The Diplomat. West Wing-esque. So excellent! Series Two is surely a given.
Rough Diamonds. A Chassidic Jewish family of Belgian diamond merchants. Possibly a thriller. May be worth sitting with it. It’s dubbed with heavy American voices and that dulls down a performance, I think. I’d prefer original soundtrack and subtitles for atmosphere.
Lego Grandmasters. I have nothing but awe and respect for these creative geniuses.
And so I go to the bedroom, fill a bag with the usuals, grab my computer case. In the kitchen, the extra food is packed. The terrier champs at the bit, barking with much excitement, racing to the garage door and back again. (No sign of tick-illness yet.)
He knows that in a couple of hours we’ll be in the big garden or walking the beaches. That the sun will stripe the floorboards and he can lounge on the window seat watching the birds.
And so my shoulders lighten as I walk to the car…
Nature can be so gentle and empathic, so calming (when the ticks aren’t around) and somehow, this musician, Cary Lewincamp, always encapsulates the harmony. One’s limbs turn to honey and one can sit… just sit… and drift.
We arrived on the coast.
The dog cantered happily around the garden, setting up the bush ravens who persist in trying to eat our netted fruit. My pumpkins have ripened and the spring bulbs are already pushing strappy leaves above soil that hasn’t even seen winter yet.

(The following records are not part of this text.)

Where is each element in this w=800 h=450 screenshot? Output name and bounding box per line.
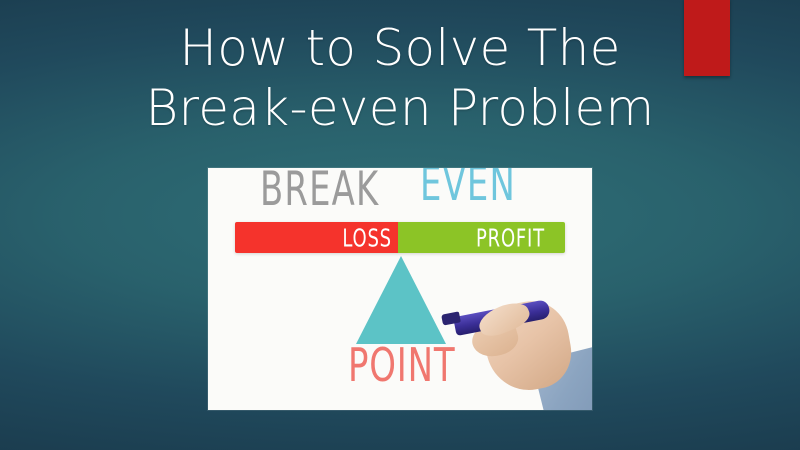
illustration-word-break: BREAK <box>260 168 379 213</box>
page-title-line-1: How to Solve The <box>0 18 800 78</box>
illustration-word-point: POINT <box>348 342 455 388</box>
page-title-line-2: Break-even Problem <box>0 78 800 138</box>
bar-segment-loss: LOSS <box>235 222 398 253</box>
bar-label-loss: LOSS <box>342 225 392 250</box>
illustration-word-even: EVEN <box>420 168 516 208</box>
bar-segment-profit: PROFIT <box>398 222 565 253</box>
loss-profit-bar: LOSS PROFIT <box>235 222 565 253</box>
break-even-triangle-marker <box>356 256 446 344</box>
page-title: How to Solve The Break-even Problem <box>0 18 800 138</box>
presentation-slide: How to Solve The Break-even Problem BREA… <box>0 0 800 450</box>
hand-with-marker-illustration <box>452 286 592 410</box>
bar-label-profit: PROFIT <box>476 225 545 250</box>
break-even-illustration: BREAK EVEN LOSS PROFIT POINT <box>208 168 592 410</box>
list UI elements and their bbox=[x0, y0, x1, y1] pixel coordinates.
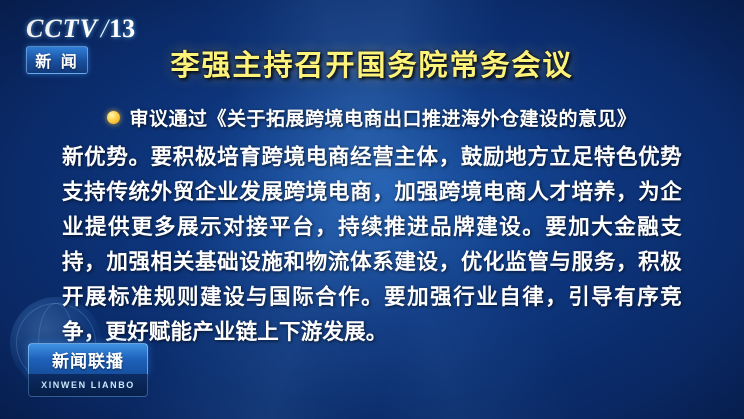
headline-title: 李强主持召开国务院常务会议 bbox=[0, 42, 744, 84]
station-bug-subtitle: XINWEN LIANBO bbox=[41, 380, 135, 390]
subheadline-text: 审议通过《关于拓展跨境电商出口推进海外仓建设的意见》 bbox=[129, 104, 636, 131]
station-bug-title: 新闻联播 bbox=[52, 347, 124, 372]
channel-number: 13 bbox=[109, 14, 135, 44]
logo-slash-divider: / bbox=[101, 14, 108, 44]
bullet-dot-icon bbox=[107, 111, 120, 124]
channel-logo-row: CCTV / 13 bbox=[26, 14, 156, 44]
station-bug-subtitle-bar: XINWEN LIANBO bbox=[28, 374, 148, 397]
subheadline-row: 审议通过《关于拓展跨境电商出口推进海外仓建设的意见》 bbox=[0, 104, 744, 131]
body-paragraph: 新优势。要积极培育跨境电商经营主体，鼓励地方立足特色优势支持传统外贸企业发展跨境… bbox=[62, 140, 682, 350]
station-bug-title-bar: 新闻联播 bbox=[28, 343, 148, 374]
station-bug: 新闻联播 XINWEN LIANBO bbox=[28, 343, 146, 397]
cctv-wordmark: CCTV bbox=[26, 14, 98, 44]
broadcast-screen: CCTV / 13 新 闻 李强主持召开国务院常务会议 审议通过《关于拓展跨境电… bbox=[0, 0, 744, 419]
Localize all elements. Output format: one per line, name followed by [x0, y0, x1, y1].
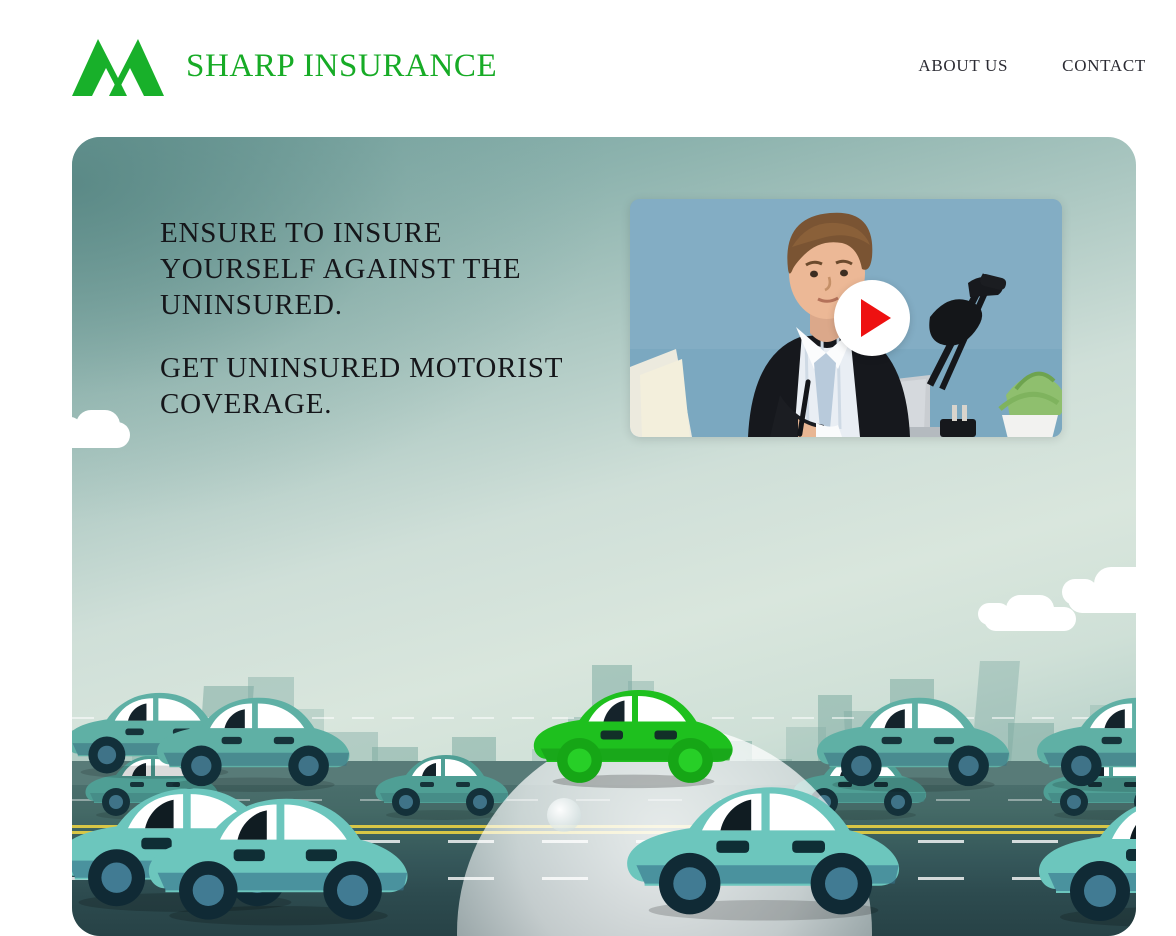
- hero-headline-secondary: GET UNINSURED MOTORIST COVERAGE.: [160, 350, 590, 422]
- nav-item-contact[interactable]: CONTACT: [1062, 56, 1146, 76]
- play-triangle-icon: [861, 299, 891, 337]
- traffic-car: [620, 775, 907, 923]
- hero-copy: ENSURE TO INSURE YOURSELF AGAINST THE UN…: [160, 215, 590, 422]
- hero-video-card[interactable]: [630, 199, 1062, 437]
- brand-name: SHARP INSURANCE: [186, 48, 497, 85]
- hero-headline-primary: ENSURE TO INSURE YOURSELF AGAINST THE UN…: [160, 215, 590, 323]
- dome-highlight-bubble: [547, 798, 581, 832]
- main-nav: ABOUT US CONTACT: [918, 56, 1146, 76]
- traffic-car: [1032, 785, 1136, 929]
- hero-banner: ENSURE TO INSURE YOURSELF AGAINST THE UN…: [72, 137, 1136, 936]
- site-header: SHARP INSURANCE ABOUT US CONTACT: [0, 0, 1176, 137]
- play-button[interactable]: [834, 280, 910, 356]
- insured-green-car: [527, 681, 740, 789]
- traffic-car: [142, 787, 415, 927]
- brand-logo[interactable]: SHARP INSURANCE: [72, 36, 497, 96]
- traffic-car: [1032, 689, 1136, 793]
- nav-item-about-us[interactable]: ABOUT US: [918, 56, 1008, 76]
- mountain-m-logo-icon: [72, 36, 164, 96]
- landing-page: SHARP INSURANCE ABOUT US CONTACT: [0, 0, 1176, 936]
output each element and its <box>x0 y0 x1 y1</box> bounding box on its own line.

The crashing waves shake the windows, the rattle letting me know that time and tide wait for no man, and as we pile pears and apples onto the kitchen benches to peel for chutney, I’m content.
Such a lovely post and so glad to hear your ear surgery was successful in all ways. Hopefully, the good health reports extend to your furbaby. Time spent outdoors in nature is always healing and I need to do more of it. Thanks for the encouragement!
Lovely first read of the morning. Thank you. Do you have Lymes disease where you are? Hope your fur baby is fine. 🙏 Enjoy the beach.